Washington, D.C. 20552
The Honorable Loretta Lynch
Attorney General of the United States
United States Department of Justice
950 Pennsylvania Avenue, N.W.
Washington, D.C. 20530
Director Cordray and Attorney General Lynch:
We write to raise our concerns regarding recent allegations concerning potentially discriminatory lending and collection practices associated with manufactured housing giant Clayton Homes, Inc. and its subsidiaries Vanderbilt Mortgage and 21st Mortgage. A recent investigative series from the Seattle Times and Buzzfeed News provided extensive detail into allegations of highly problematic lending and collections practices, which if true, are clear violations of federal fair lending and consumer protection statutes. Similar concerns were identified in early 2015 when these same Berkshire Hathaway companies, with Warren Buffett’s endorsement, successfully pressed Congress to pass legislation rolling back consumer protections for manufactured housing borrowers.  We request an update on your Agencies’ supervision and enforcement efforts regarding the allegations set forth in the investigative series.
The practices detailed in the Seattle Times and Buzzfeed News investigation present a disturbing business model that targets low- and moderate-income minority borrowers and that steers them into high-cost loans that often fail to properly account for a borrowers’ ability to repay, thereby leaving already vulnerable borrowers uniquely susceptible to default. These issues are further compounded by allegations of highly problematic collections practices and a failure to provide meaningful options for distressed borrowers. As the Bureau noted in its September 2014 study of the manufactured housing industry, the borrowers that tend to seek financing for manufactured housing tend to be older, lower-income and disproportionately members of minority groups and have limited options for home ownership. Therefore, the Bureau concluded that manufactured housing borrowers “stand to benefit from strong consumer protections” afforded under federal fair lending and consumer protection laws. In light of the Agencies’ broad investigative and enforcement authority under the Equal Credit Opportunity Act and the Fair Housing Act, and the Bureau’s broad authority under Section 1031 of the Dodd-Frank to regulate unfair, deceptive, or abusive business practices, the allegations raised in the news report are squarely within the Agencies’ authority to investigate and pursue appropriate corrective action.
As the investigation makes clear, Clayton is the nation’s largest manufactured housing company and has a “near monopolistic” grip on lending to minority borrowers seeking financing for manufactured housing reaching nearly 72% of African-American borrowers, 56% of Latino borrowers, and 53% of Native American borrowers.

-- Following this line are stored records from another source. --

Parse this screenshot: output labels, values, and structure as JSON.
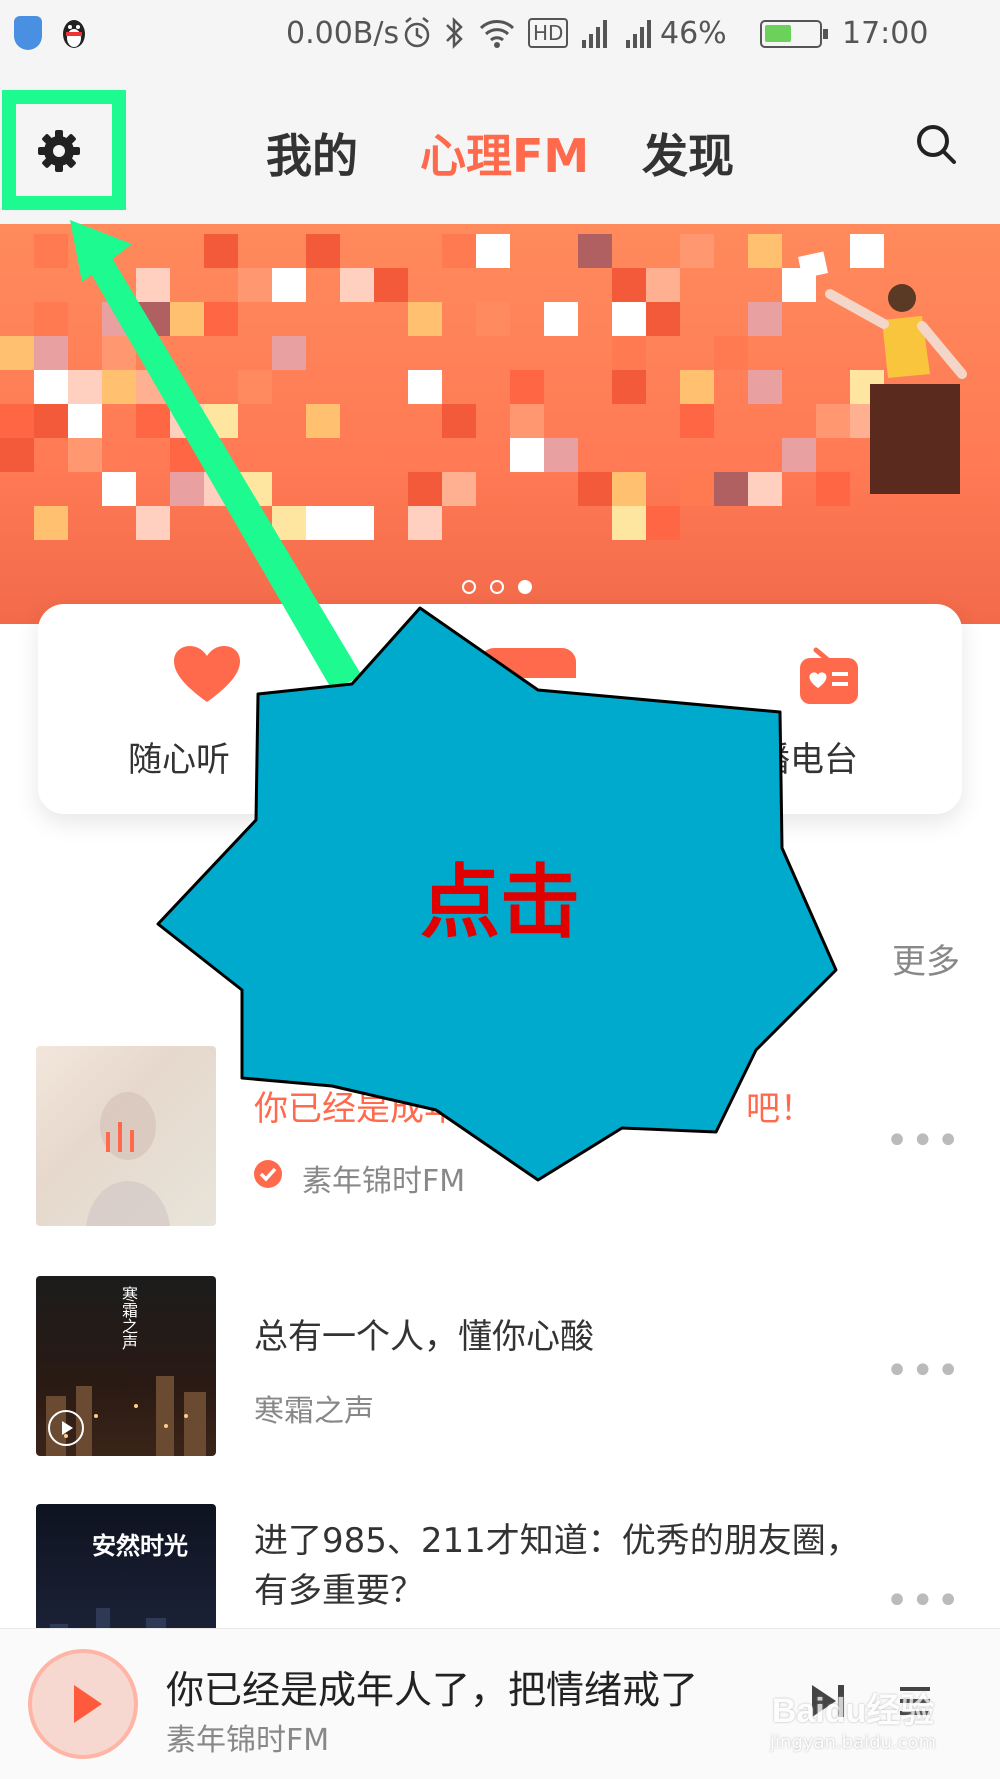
{
  "status_bar": {
    "net_speed": "0.00B/s",
    "hd": "HD",
    "battery": "46%",
    "time": "17:00"
  },
  "header": {
    "tabs": [
      {
        "label": "我的",
        "active": false
      },
      {
        "label": "心理FM",
        "active": true
      },
      {
        "label": "发现",
        "active": false
      }
    ]
  },
  "banner": {
    "page_count": 3,
    "current_page": 3
  },
  "categories": [
    {
      "label": "随心听",
      "icon": "heart-icon"
    },
    {
      "label": "",
      "icon": "category-icon"
    },
    {
      "label": "播电台",
      "icon": "radio-icon"
    }
  ],
  "annotation": {
    "text": "点击",
    "color": "#e00000",
    "burst_color": "#00aacc",
    "highlight_color": "#1dfa8f"
  },
  "section": {
    "more_label": "更多"
  },
  "list": [
    {
      "title_start": "你已经是成年",
      "title_end": "吧！",
      "author": "素年锦时FM",
      "playing": true,
      "verified": true
    },
    {
      "title": "总有一个人，懂你心酸",
      "author": "寒霜之声",
      "playing": false
    },
    {
      "title": "进了985、211才知道：优秀的朋友圈，有多重要？",
      "author": "",
      "playing": false
    }
  ],
  "thumb_text": {
    "item2": "寒霜之声",
    "item3": "安然时光"
  },
  "player": {
    "title": "你已经是成年人了，把情绪戒了",
    "author": "素年锦时FM"
  },
  "watermark": {
    "text": "Baidu经验",
    "url": "jingyan.baidu.com"
  },
  "colors": {
    "accent": "#ff6a4d",
    "header_bg": "#f5f5f5"
  }
}
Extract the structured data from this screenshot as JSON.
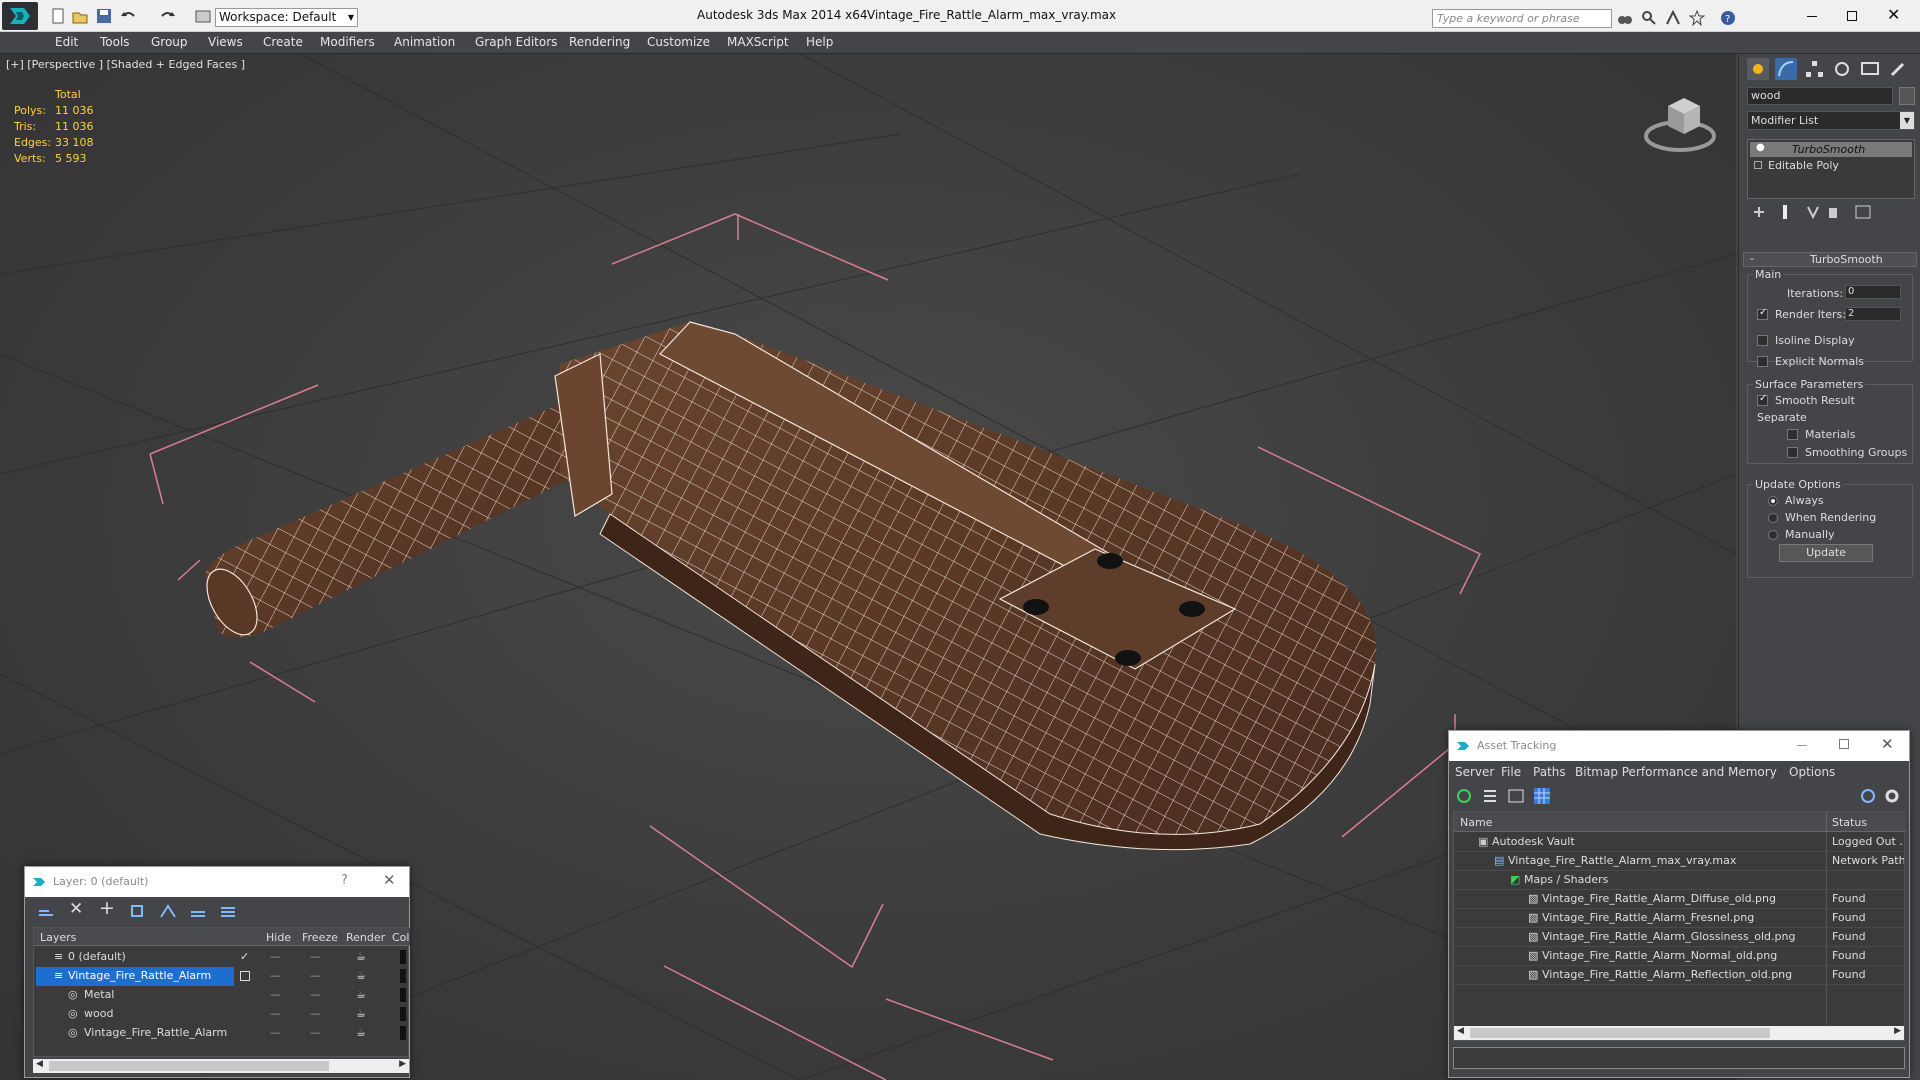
{
  "titlebar": {
    "workspace_label": "Workspace: Default",
    "app_title": "Autodesk 3ds Max  2014 x64",
    "file_title": "Vintage_Fire_Rattle_Alarm_max_vray.max",
    "search_placeholder": "Type a keyword or phrase"
  },
  "menu": [
    "Edit",
    "Tools",
    "Group",
    "Views",
    "Create",
    "Modifiers",
    "Animation",
    "Graph Editors",
    "Rendering",
    "Customize",
    "MAXScript",
    "Help"
  ],
  "viewport": {
    "label": "[+] [Perspective ] [Shaded + Edged Faces ]",
    "stats": {
      "header": "Total",
      "rows": [
        {
          "label": "Polys:",
          "value": "11 036"
        },
        {
          "label": "Tris:",
          "value": "11 036"
        },
        {
          "label": "Edges:",
          "value": "33 108"
        },
        {
          "label": "Verts:",
          "value": "5 593"
        }
      ]
    }
  },
  "command_panel": {
    "object_name": "wood",
    "modifier_list": "Modifier List",
    "stack": [
      "TurboSmooth",
      "Editable Poly"
    ],
    "rollout_title": "TurboSmooth",
    "main_label": "Main",
    "iterations_label": "Iterations:",
    "iterations_value": "0",
    "render_iters_label": "Render Iters:",
    "render_iters_value": "2",
    "isoline_label": "Isoline Display",
    "explicit_normals_label": "Explicit Normals",
    "surface_params_label": "Surface Parameters",
    "smooth_result_label": "Smooth Result",
    "separate_label": "Separate",
    "materials_label": "Materials",
    "smoothing_groups_label": "Smoothing Groups",
    "update_options_label": "Update Options",
    "always_label": "Always",
    "when_rendering_label": "When Rendering",
    "manually_label": "Manually",
    "update_button": "Update"
  },
  "layer_dialog": {
    "title": "Layer: 0 (default)",
    "help": "?",
    "columns": [
      "Layers",
      "Hide",
      "Freeze",
      "Render",
      "Col"
    ],
    "rows": [
      {
        "name": "0 (default)",
        "indent": 0
      },
      {
        "name": "Vintage_Fire_Rattle_Alarm",
        "indent": 0,
        "selected": true
      },
      {
        "name": "Metal",
        "indent": 1
      },
      {
        "name": "wood",
        "indent": 1
      },
      {
        "name": "Vintage_Fire_Rattle_Alarm",
        "indent": 1
      }
    ]
  },
  "asset_dialog": {
    "title": "Asset Tracking",
    "menu": [
      "Server",
      "File",
      "Paths",
      "Bitmap Performance and Memory",
      "Options"
    ],
    "columns": [
      "Name",
      "Status"
    ],
    "rows": [
      {
        "name": "Autodesk Vault",
        "status": "Logged Out ...",
        "indent": 0
      },
      {
        "name": "Vintage_Fire_Rattle_Alarm_max_vray.max",
        "status": "Network Path",
        "indent": 1
      },
      {
        "name": "Maps / Shaders",
        "status": "",
        "indent": 2
      },
      {
        "name": "Vintage_Fire_Rattle_Alarm_Diffuse_old.png",
        "status": "Found",
        "indent": 3
      },
      {
        "name": "Vintage_Fire_Rattle_Alarm_Fresnel.png",
        "status": "Found",
        "indent": 3
      },
      {
        "name": "Vintage_Fire_Rattle_Alarm_Glossiness_old.png",
        "status": "Found",
        "indent": 3
      },
      {
        "name": "Vintage_Fire_Rattle_Alarm_Normal_old.png",
        "status": "Found",
        "indent": 3
      },
      {
        "name": "Vintage_Fire_Rattle_Alarm_Reflection_old.png",
        "status": "Found",
        "indent": 3
      }
    ]
  },
  "colors": {
    "accent": "#3399ff",
    "stat_yellow": "#ffd23a",
    "selection": "#1e6ecf"
  }
}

Given Clayton’s uniquely broad control of the manufacture, sale, and financing of manufactured homes, it is imperative that their business practices comply with federal law in order to ensure affordable housing for low-and-moderate income buyers. Surely, if news outlets can launch an investigation into potential violations of federal fair lending and consumer protection laws, agencies charged with protecting the nation’s consumers should be able to investigate these allegations, and, to pursue appropriate enforcement actions.
We will closely monitor the Department and the Bureau’s progress in investigating the concerns raised in the Seattle Times and Buzzfeed News investigation, and we look forward to hearing from each of you. Thank you for your attention to this important matter.
Michael E. Capuano
1 “Minorities Exploited by Warren Buffet’s mobile-home empire,” The Seattle Times, Dec. 26, 2015.
2 “The Mobile Home Trap: How a Warren Buffet Empire Preys on the Poor,” The Seattle Times, April 2, 2015.
3 “Warren Buffet Defends Clayton Homes,” The Wall Street Journal, May 2, 2015.
4 Consumer Financial Protection Bureau, “Manufactured-housing consumer finance in the United States,” Sept. 2014 at 7.
5 “Minorities Exploited by Warren Buffet’s mobile-home empire,” The Seattle Times, Dec. 26, 2015.